Practitioners should also review helpful case law like Lopes v. Gonzales in the Second Circuit, which explains “[a]s the use of the word ‘receive’ establishes, when considering the motion to reopen [based on a lack of notice], the central issue no longer is whether the notice was properly mailed (as it is for the purpose of initially entering the in absentia order), but rather whether the alien actually received the notice.”468 F.3d 81 (2d Cir. 2006) (emphasis in original); see also Santana-Gonzalez v. Attorney General, 506 F.3d 274 (3d Circ. 2007); Joshi v. Ashcroft, 389 F.3d 732 (7th Cir. 2004).
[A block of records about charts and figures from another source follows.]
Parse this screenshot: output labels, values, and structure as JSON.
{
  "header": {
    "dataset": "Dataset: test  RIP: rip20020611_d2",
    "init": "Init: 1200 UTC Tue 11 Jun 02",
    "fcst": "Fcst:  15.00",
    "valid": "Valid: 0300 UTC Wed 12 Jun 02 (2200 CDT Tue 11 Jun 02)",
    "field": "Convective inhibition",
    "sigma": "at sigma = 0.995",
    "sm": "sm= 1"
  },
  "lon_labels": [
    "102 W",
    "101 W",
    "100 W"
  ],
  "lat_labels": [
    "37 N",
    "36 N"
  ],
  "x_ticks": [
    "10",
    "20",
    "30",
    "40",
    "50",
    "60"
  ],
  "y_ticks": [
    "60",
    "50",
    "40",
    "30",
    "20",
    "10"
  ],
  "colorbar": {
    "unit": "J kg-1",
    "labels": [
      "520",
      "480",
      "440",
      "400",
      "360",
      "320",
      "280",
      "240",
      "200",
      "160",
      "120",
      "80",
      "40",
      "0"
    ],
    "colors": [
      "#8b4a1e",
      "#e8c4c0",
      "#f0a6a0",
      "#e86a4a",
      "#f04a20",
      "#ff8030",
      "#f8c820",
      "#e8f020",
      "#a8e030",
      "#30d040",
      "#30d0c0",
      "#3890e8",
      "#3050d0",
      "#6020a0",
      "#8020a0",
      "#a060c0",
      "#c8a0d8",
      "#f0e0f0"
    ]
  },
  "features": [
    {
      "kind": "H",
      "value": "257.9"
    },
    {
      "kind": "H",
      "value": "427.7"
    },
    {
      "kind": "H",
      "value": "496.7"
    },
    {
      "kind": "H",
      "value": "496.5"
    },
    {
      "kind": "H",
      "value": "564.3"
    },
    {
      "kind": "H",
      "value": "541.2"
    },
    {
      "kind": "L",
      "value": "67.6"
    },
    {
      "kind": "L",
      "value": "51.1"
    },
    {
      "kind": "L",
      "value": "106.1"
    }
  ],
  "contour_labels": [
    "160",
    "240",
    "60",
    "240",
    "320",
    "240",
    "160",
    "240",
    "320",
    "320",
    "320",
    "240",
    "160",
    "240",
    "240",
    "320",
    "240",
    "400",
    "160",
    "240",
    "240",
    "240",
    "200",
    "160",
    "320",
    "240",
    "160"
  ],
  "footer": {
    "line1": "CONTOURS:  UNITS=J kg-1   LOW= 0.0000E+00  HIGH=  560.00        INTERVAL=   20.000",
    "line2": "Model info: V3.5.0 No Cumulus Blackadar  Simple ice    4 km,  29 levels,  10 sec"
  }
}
So, too, have circuit courts found in favor of respondents who filed motions to reopen in other sympathetic contexts. Velasquez-Escovar v. Holder, 768 F.3d 1000 (9th Cir. 2014) (Remand where respondent gave immigration officials her correct address before the NTA was filed, but officials erroneously listed the old address on the NTA); Fuentes-Pena v. Barr, 917 F.3d 827, 831 (5th Cir. 2019) (Remanding respondent’s case because “by notifying ICE of her change of address before it filed the NTA with the immigration court, Fuentes-Pena satisfied her statutory obligation to provide notice of her change of address, and her failure to attend her removal hearing is excused.”).

Nivelo-Cardenas should be reversed, but until it is advocates must find ways to distinguish its facts when filing motions to rescind and reopen based on lack of notice arguments. This post provides a few ideas to start this discussion among I-ARC advocates.